You et al (2007) studied the influence of platelet-rich plasma (PRP) used as an
adjunct to Bio-Oss for the repair of bone defects adjacent to titanium dental implants.
Their results indicate that when PRP is used as an adjunct to Bio-Oss in the repair of
bone defects adjacent to titanium dental implants, PRP may decrease periimplant bone
healing.
3. PRP with Organic bone Matrix
Shanaman et al (2001) performed alveolar ridge augmentation on 3 patients,
primarily using freeze-dried demineralised bone. The grafts were mixed with PRP and
were protected with barrier. The authors concluded that “the addition of PRP did not
appear to enhance the quality or quantity of new bone formation over that reported in
comparable guided bone regeneration studies without PRP.”

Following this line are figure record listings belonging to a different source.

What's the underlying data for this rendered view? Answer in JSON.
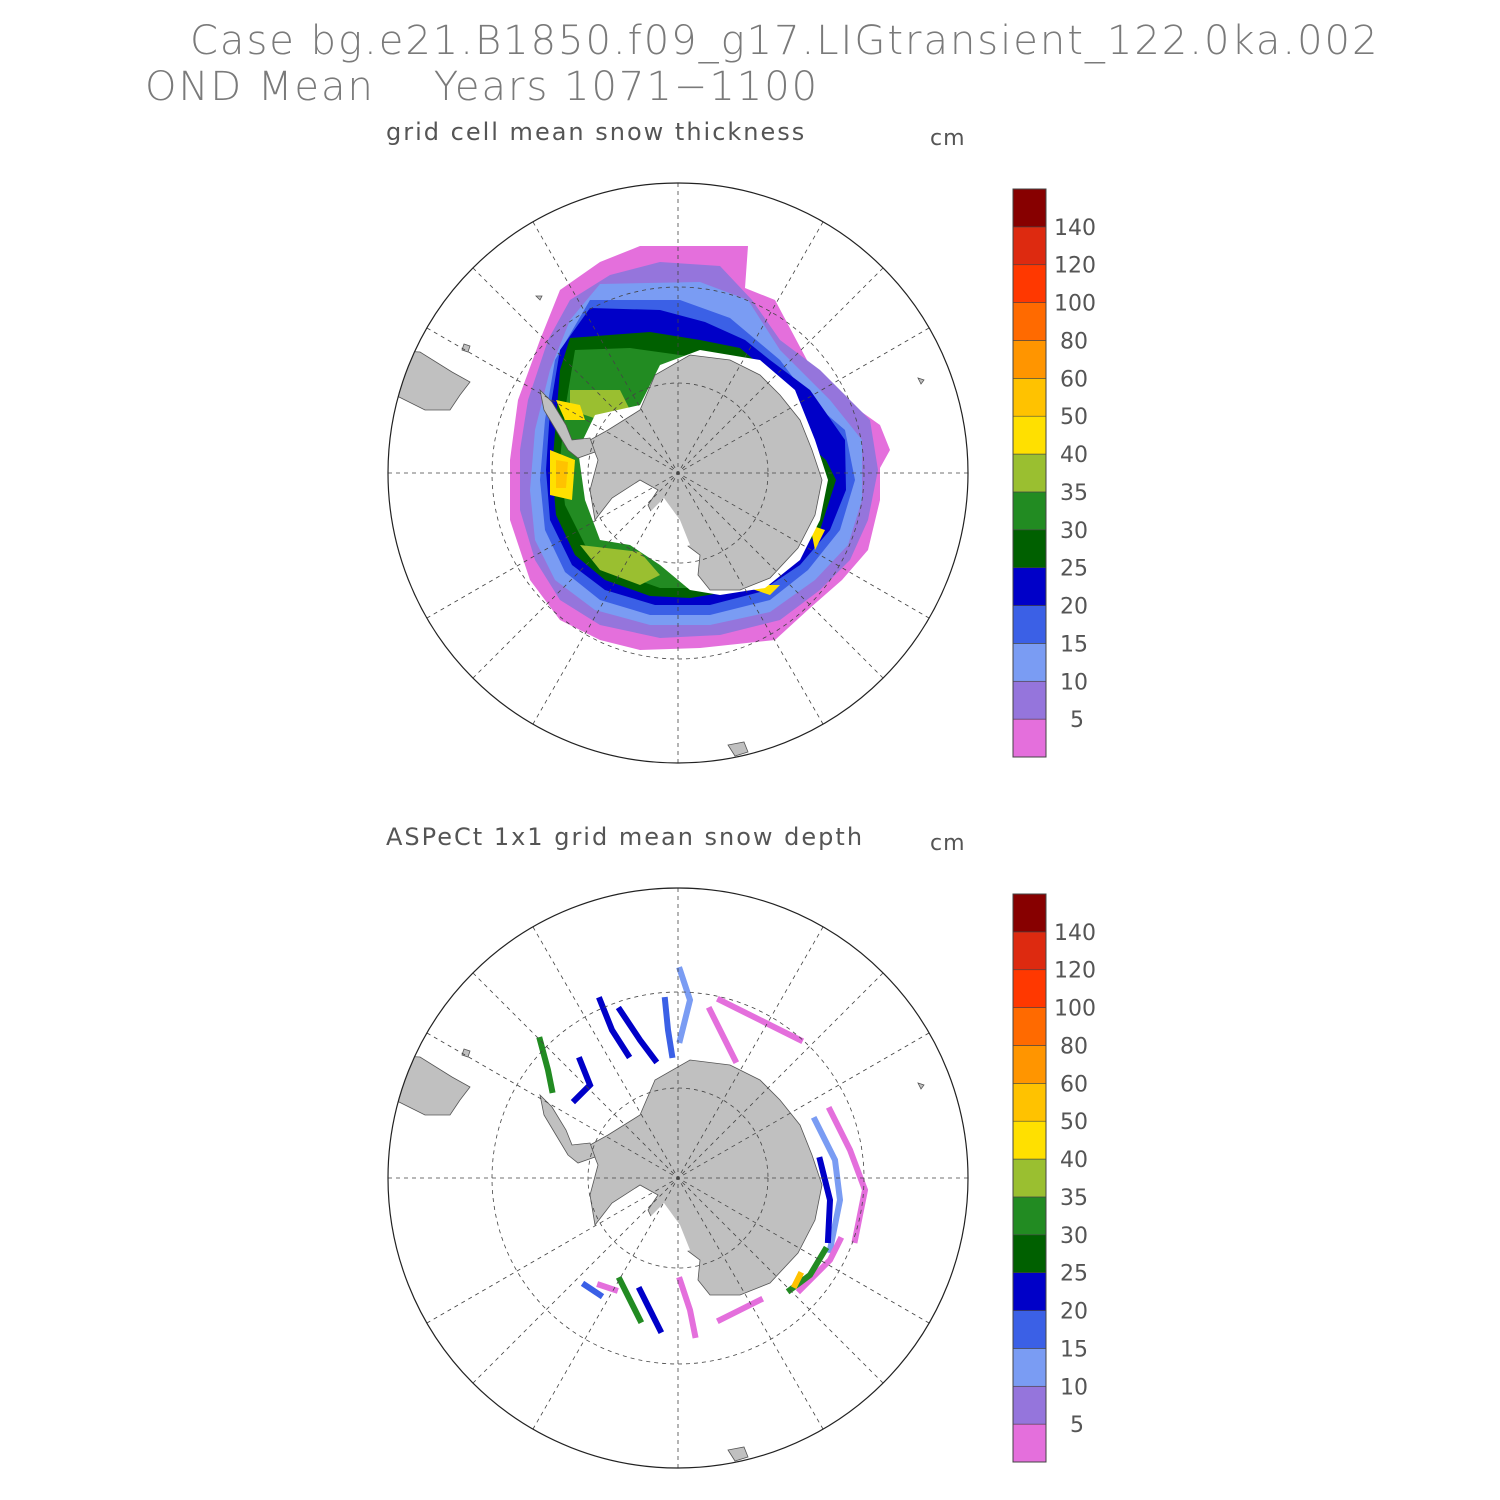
{
  "header": {
    "case_line": "Case bg.e21.B1850.f09_g17.LIGtransient_122.0ka.002",
    "period_line": "OND Mean    Years 1071−1100"
  },
  "panels": [
    {
      "id": "model",
      "title": "grid cell mean snow thickness",
      "unit": "cm"
    },
    {
      "id": "obs",
      "title": "ASPeCt 1x1 grid mean snow depth",
      "unit": "cm"
    }
  ],
  "colorbar": {
    "colors": [
      "#e46fdc",
      "#9575dc",
      "#7a9cf3",
      "#3b60e6",
      "#0000c8",
      "#006000",
      "#228b22",
      "#9abf30",
      "#ffe000",
      "#ffc200",
      "#ff9500",
      "#ff6a00",
      "#ff3800",
      "#dd2a10",
      "#870000"
    ],
    "labels": [
      "5",
      "10",
      "15",
      "20",
      "25",
      "30",
      "35",
      "40",
      "50",
      "60",
      "80",
      "100",
      "120",
      "140"
    ]
  },
  "colors": {
    "land": "#c0c0c0",
    "frame": "#222222",
    "grid": "#444444"
  }
}
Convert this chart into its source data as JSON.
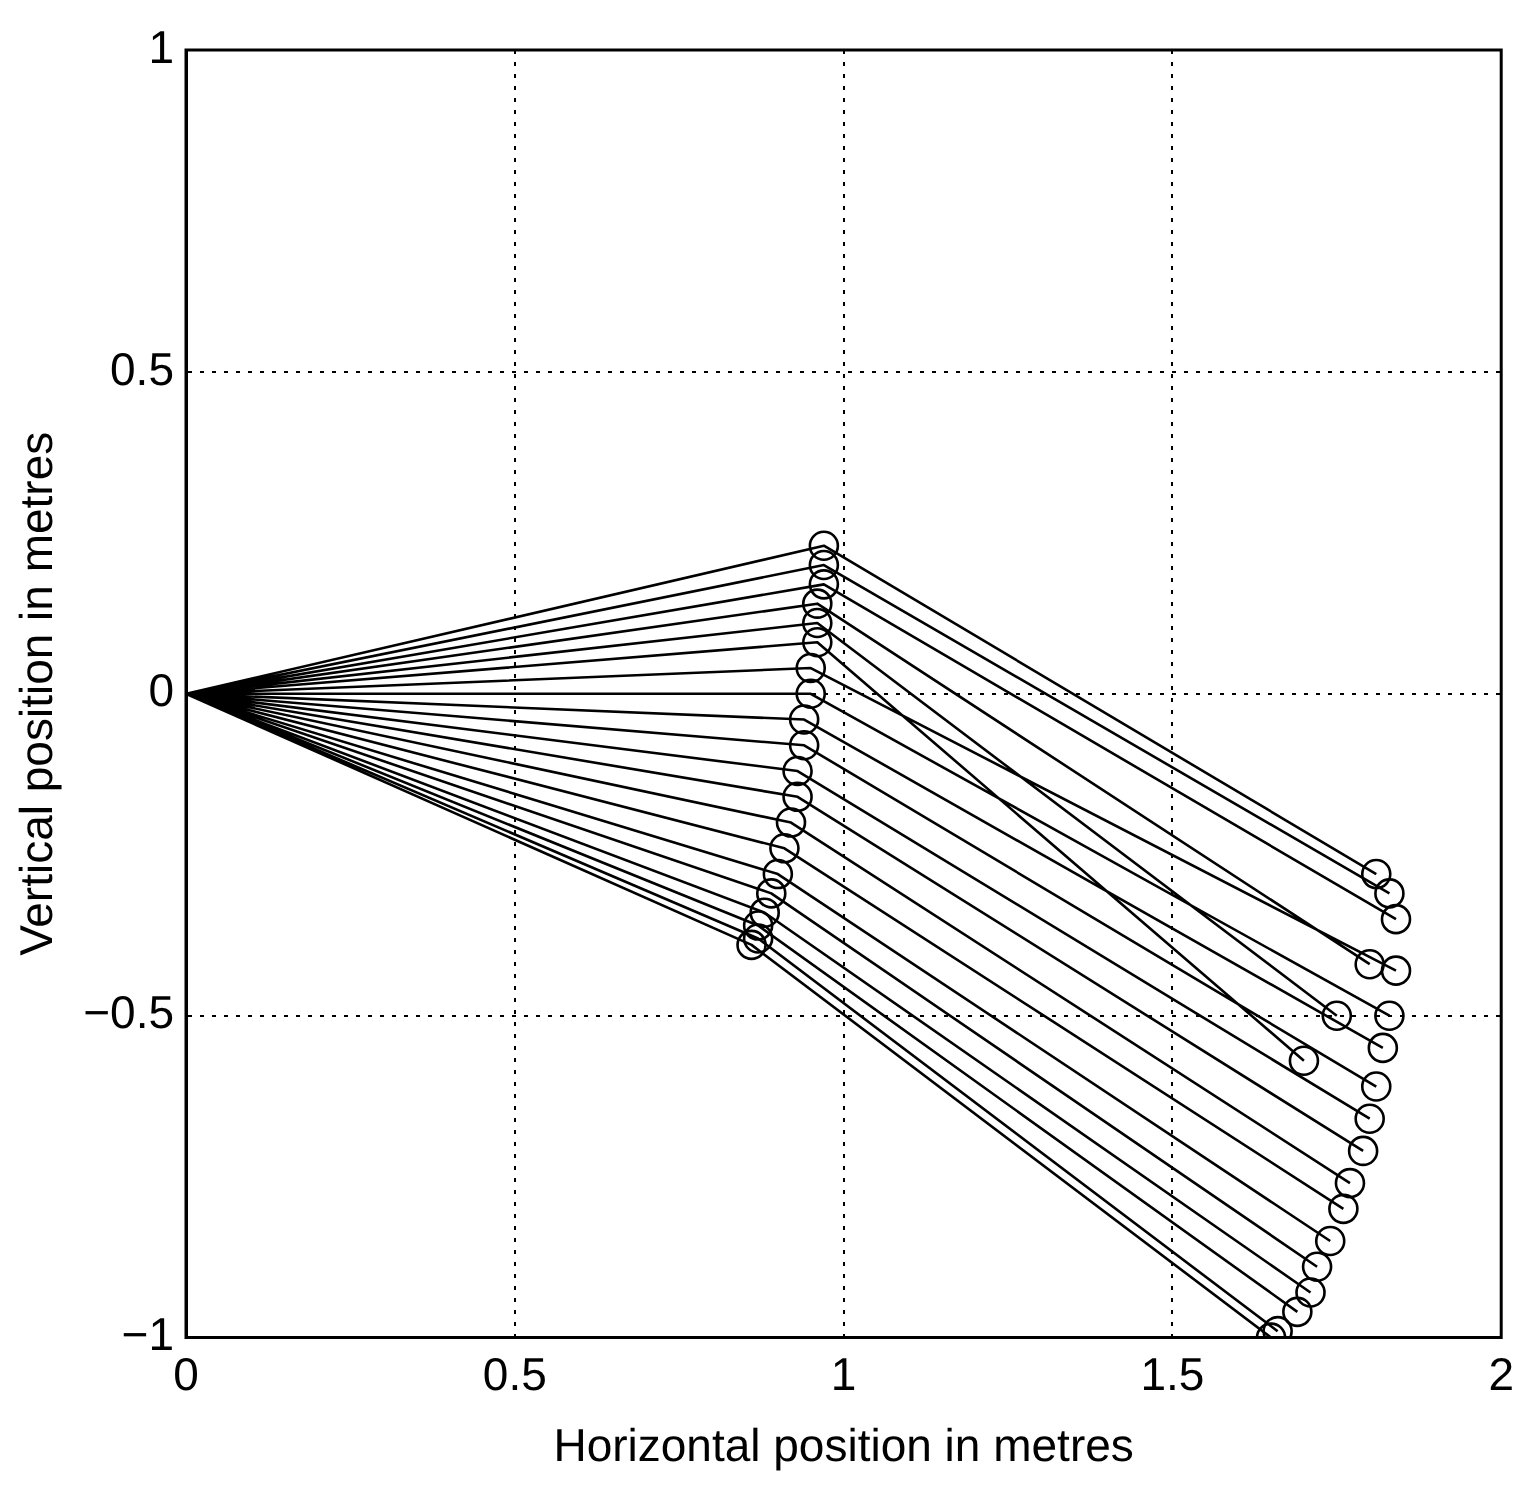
{
  "chart_data": {
    "type": "line",
    "xlabel": "Horizontal position in metres",
    "ylabel": "Vertical position in metres",
    "xlim": [
      0,
      2
    ],
    "xticks": [
      0,
      0.5,
      1,
      1.5,
      2
    ],
    "ylim": [
      -1,
      1
    ],
    "yticks": [
      {
        "value": -1,
        "label": "−1"
      },
      {
        "value": -0.5,
        "label": "−0.5"
      },
      0,
      0.5,
      1
    ],
    "grid": true,
    "legend": false,
    "series": [
      {
        "marker": "none",
        "color": "#000000",
        "x": [
          0,
          0.97,
          1.81,
          null,
          0,
          0.97,
          1.83,
          null,
          0,
          0.97,
          1.84,
          null,
          0,
          0.96,
          1.8,
          null,
          0,
          0.96,
          1.75,
          null,
          0,
          0.96,
          1.7,
          null,
          0,
          0.95,
          1.84,
          null,
          0,
          0.95,
          1.83,
          null,
          0,
          0.94,
          1.82,
          null,
          0,
          0.94,
          1.81,
          null,
          0,
          0.93,
          1.8,
          null,
          0,
          0.93,
          1.79,
          null,
          0,
          0.92,
          1.77,
          null,
          0,
          0.91,
          1.76,
          null,
          0,
          0.9,
          1.74,
          null,
          0,
          0.89,
          1.72,
          null,
          0,
          0.88,
          1.71,
          null,
          0,
          0.87,
          1.69,
          null,
          0,
          0.87,
          1.66,
          null,
          0,
          0.86,
          1.65
        ],
        "values": [
          0,
          0.23,
          -0.28,
          null,
          0,
          0.2,
          -0.31,
          null,
          0,
          0.17,
          -0.35,
          null,
          0,
          0.14,
          -0.42,
          null,
          0,
          0.11,
          -0.5,
          null,
          0,
          0.08,
          -0.57,
          null,
          0,
          0.04,
          -0.43,
          null,
          0,
          0.0,
          -0.5,
          null,
          0,
          -0.04,
          -0.55,
          null,
          0,
          -0.08,
          -0.61,
          null,
          0,
          -0.12,
          -0.66,
          null,
          0,
          -0.16,
          -0.71,
          null,
          0,
          -0.2,
          -0.76,
          null,
          0,
          -0.24,
          -0.8,
          null,
          0,
          -0.28,
          -0.85,
          null,
          0,
          -0.31,
          -0.89,
          null,
          0,
          -0.34,
          -0.93,
          null,
          0,
          -0.36,
          -0.96,
          null,
          0,
          -0.38,
          -0.99,
          null,
          0,
          -0.39,
          -1.0
        ]
      },
      {
        "type": "scatter",
        "marker": "circle",
        "color": "#000000",
        "x": [
          0.97,
          0.97,
          0.97,
          0.96,
          0.96,
          0.96,
          0.95,
          0.95,
          0.94,
          0.94,
          0.93,
          0.93,
          0.92,
          0.91,
          0.9,
          0.89,
          0.88,
          0.87,
          0.87,
          0.86,
          1.81,
          1.83,
          1.84,
          1.8,
          1.75,
          1.7,
          1.84,
          1.83,
          1.82,
          1.81,
          1.8,
          1.79,
          1.77,
          1.76,
          1.74,
          1.72,
          1.71,
          1.69,
          1.66,
          1.65
        ],
        "values": [
          0.23,
          0.2,
          0.17,
          0.14,
          0.11,
          0.08,
          0.04,
          0.0,
          -0.04,
          -0.08,
          -0.12,
          -0.16,
          -0.2,
          -0.24,
          -0.28,
          -0.31,
          -0.34,
          -0.36,
          -0.38,
          -0.39,
          -0.28,
          -0.31,
          -0.35,
          -0.42,
          -0.5,
          -0.57,
          -0.43,
          -0.5,
          -0.55,
          -0.61,
          -0.66,
          -0.71,
          -0.76,
          -0.8,
          -0.85,
          -0.89,
          -0.93,
          -0.96,
          -0.99,
          -1.0
        ]
      }
    ]
  }
}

Kim et al (2002) placed dental implants into the iliac crest of dogs and created
bone defects around the most superficial implant threads. These defects were grafted with
freeze-dried demineralized bone powder, with or without the addition of PRP. More
direct bone-to-implant contact was seen in the group with PRP.
Palmisano et al (2002) used the canine model to investigate the effect of PRP
when combined with mineralized bone. They showed no benefit with the addition of
PRP.
Harris et al (2003) used the canine model to investigate the effect of PRP when
combined with mineralized bone. They showed no benefit radiographically or
histologically with the addition of PRP.
Dudziak and Block (2003) extracted teeth and performed an alveolectomy on 6
dogs. 12 weeks later, ridge augmentation was performed with mineralized bone with
either PRP or PPP. When the specimens were evaluated histologically 12 weeks later,
neither group showed evidence of osteoconduction.

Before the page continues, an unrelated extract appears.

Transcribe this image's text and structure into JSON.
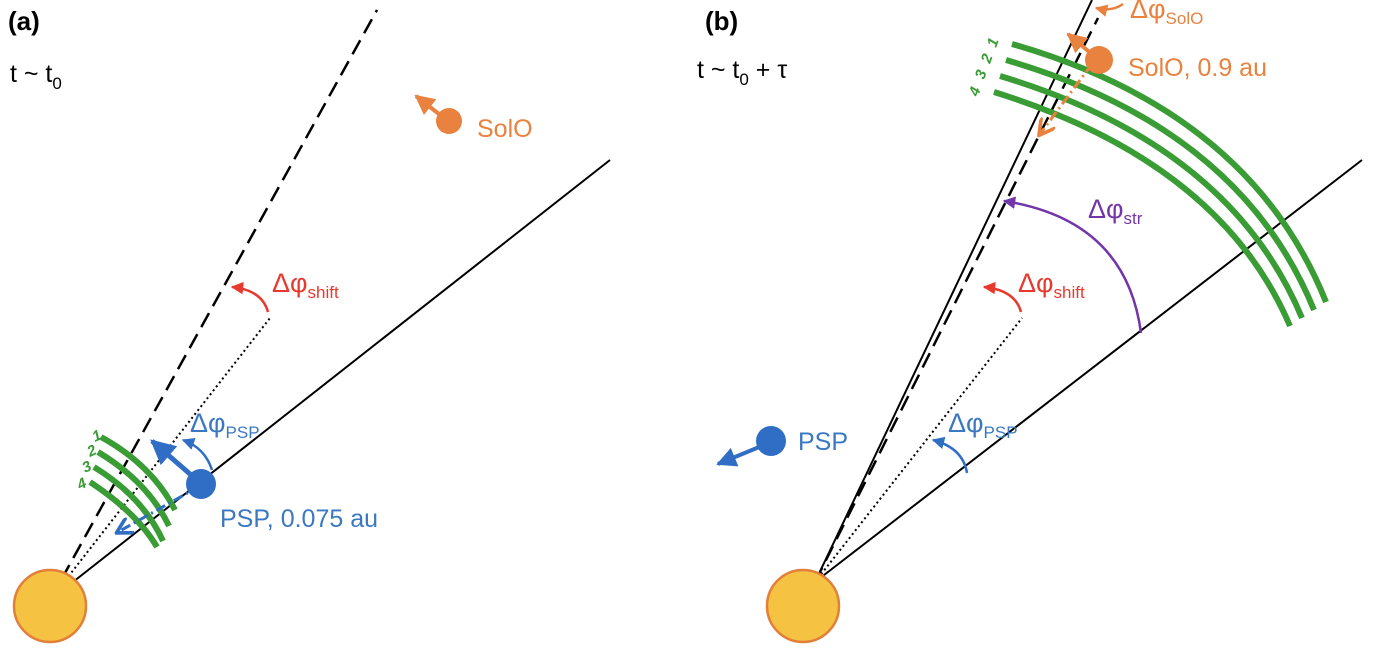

Dori et al (2007) clinically compare treatment of deep intra-bony defects with
natural bone mineral(NBM)+PRP+GTR with NBM+GTR. Their results have shown that
the use of PRP has failed to improve the results obtained with NBM+GTR.
4. PRP when used alone
When PRP has been placed into bone defects without other grafting materials, the
results are again inconclusive.
Anitua (1999) reported improved epithelization and bone density when PRP was
placed into extraction sockets.
Mancuso et al (2003) showed a lower rate of alveolar osteitis, less pain, and
more dense radiographic bone healing when PRP was placed into third molar extaction
sockets.
Farrell et al (2002) found no enhanced bone formation when inferior border
mandibular defects in dogs were treated with PRP.
Aghaloo et al (2002) similarly showed no benefit for the use of PRP alone in
rabbit cranial defects compared with otherwise untreated defects.

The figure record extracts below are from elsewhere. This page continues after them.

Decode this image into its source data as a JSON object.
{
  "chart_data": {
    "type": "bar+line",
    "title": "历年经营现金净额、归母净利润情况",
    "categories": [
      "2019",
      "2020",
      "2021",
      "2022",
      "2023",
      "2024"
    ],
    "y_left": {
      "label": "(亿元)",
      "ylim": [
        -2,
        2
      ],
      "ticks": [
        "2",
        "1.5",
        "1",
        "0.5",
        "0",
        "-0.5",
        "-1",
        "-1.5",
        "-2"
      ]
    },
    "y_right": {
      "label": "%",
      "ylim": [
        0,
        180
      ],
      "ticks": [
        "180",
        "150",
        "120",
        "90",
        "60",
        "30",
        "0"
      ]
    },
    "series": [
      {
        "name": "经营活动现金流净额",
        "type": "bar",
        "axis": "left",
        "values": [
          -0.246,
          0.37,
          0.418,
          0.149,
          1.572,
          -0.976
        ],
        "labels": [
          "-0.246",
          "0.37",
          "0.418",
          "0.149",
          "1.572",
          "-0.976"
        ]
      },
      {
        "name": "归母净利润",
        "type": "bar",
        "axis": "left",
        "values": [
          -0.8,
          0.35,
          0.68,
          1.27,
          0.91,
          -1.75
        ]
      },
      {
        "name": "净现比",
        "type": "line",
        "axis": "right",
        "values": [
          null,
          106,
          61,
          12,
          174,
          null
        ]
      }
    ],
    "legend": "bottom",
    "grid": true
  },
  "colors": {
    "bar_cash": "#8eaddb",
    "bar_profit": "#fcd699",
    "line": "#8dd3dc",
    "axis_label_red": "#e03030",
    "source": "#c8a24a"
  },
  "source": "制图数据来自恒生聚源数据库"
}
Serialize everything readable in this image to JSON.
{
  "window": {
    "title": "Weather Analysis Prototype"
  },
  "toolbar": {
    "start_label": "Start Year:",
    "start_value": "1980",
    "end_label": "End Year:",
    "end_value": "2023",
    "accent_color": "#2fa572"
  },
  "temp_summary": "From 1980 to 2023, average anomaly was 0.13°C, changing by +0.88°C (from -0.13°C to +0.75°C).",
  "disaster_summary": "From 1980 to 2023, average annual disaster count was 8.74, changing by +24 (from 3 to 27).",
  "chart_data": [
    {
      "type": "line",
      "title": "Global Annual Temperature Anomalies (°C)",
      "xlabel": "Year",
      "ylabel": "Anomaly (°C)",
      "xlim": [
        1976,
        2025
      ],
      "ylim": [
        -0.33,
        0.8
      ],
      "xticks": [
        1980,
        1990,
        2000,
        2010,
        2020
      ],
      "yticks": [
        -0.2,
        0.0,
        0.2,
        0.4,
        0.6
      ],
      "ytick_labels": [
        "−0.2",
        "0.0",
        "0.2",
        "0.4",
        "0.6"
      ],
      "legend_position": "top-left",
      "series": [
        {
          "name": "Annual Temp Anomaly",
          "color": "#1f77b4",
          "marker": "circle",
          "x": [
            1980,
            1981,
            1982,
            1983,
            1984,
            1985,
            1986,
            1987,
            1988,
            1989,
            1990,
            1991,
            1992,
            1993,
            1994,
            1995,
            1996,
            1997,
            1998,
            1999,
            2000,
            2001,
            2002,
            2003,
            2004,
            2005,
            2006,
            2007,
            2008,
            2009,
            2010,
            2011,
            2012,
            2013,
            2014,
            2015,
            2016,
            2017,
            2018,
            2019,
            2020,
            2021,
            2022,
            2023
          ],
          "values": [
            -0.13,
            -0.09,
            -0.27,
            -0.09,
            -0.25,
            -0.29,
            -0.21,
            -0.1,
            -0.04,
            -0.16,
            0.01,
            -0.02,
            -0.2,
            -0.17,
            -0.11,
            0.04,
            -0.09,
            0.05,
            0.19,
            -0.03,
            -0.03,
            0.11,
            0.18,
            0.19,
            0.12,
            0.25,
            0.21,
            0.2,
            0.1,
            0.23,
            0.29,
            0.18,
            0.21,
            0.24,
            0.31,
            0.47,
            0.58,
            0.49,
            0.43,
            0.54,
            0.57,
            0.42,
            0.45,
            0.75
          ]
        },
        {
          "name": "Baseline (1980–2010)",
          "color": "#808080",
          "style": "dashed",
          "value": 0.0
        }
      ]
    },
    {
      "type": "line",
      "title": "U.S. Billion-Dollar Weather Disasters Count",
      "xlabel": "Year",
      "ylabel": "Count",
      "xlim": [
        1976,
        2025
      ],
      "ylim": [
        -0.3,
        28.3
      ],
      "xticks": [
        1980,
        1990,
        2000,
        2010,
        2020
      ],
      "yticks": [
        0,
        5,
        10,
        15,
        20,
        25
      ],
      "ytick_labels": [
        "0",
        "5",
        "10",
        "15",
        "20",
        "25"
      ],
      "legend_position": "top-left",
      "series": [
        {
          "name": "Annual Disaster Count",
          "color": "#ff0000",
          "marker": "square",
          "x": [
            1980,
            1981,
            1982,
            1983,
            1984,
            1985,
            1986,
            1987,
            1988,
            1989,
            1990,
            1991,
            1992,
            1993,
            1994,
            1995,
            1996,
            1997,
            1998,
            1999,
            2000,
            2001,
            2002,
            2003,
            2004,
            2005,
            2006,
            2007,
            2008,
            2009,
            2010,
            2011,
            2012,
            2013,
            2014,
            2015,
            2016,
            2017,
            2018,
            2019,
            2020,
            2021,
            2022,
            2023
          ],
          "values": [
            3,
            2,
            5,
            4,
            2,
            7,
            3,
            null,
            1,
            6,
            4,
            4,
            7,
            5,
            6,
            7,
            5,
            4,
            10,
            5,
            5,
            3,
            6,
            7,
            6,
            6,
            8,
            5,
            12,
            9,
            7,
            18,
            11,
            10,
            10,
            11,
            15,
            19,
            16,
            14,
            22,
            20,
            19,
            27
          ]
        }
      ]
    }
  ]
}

Zechner et al (2003) and Schlegel et al (2003) 3
evaluated PRP alone when
inserted before implant placement in pigs and showed a slight increase in initial
osseointegration.
Papli and Chen (2007) compared the treatment of infrabony defects by an
intralesional graft of PRP to guided periodontal regeneration (GPR) using a
bioabsorbable barrier membrane (MEM) over a 52-week period. Their case series
suggested that an PRP graft achieves a similar CAL gain and PD reduction to GPR using
an MEM over a 52-week period. A larger, controlled clinical trial is needed to evaluate
further the efficacy of autologous platelet-rich plasma for the treatment of infrabony
defects.
CONCLUSION :
Today’s understanding of bone science recognizes the pivotal role of growth
factors in clinical bone grafting success. PRP is seen as an available and practical tool for
enhancing the rate of bone formation and the final quality of bone formed. Undoubtedly,
all clinicians involved with bone grafting have high hopes that PRP will eventually prove
to be of great benefit in bone graft healing. Much is still unknown about PRP, and an
adequate body of research should precede a widespread use of this adjunctive material.
The literature review demonstrates a lack of scientific evidence to support the
current use of PRP in combination with bone grafts during augmentation procedures.
However at this early stage of investigation, the results are far from conclusive. While it
has been recognized that these types of studies represent the starting point, they are not
definitive. The conflicting results in today’s literature make it overwhelmingly evident
that more research is needed before evidence-based surgeons can feel confident in
recommending this procedure to their patients.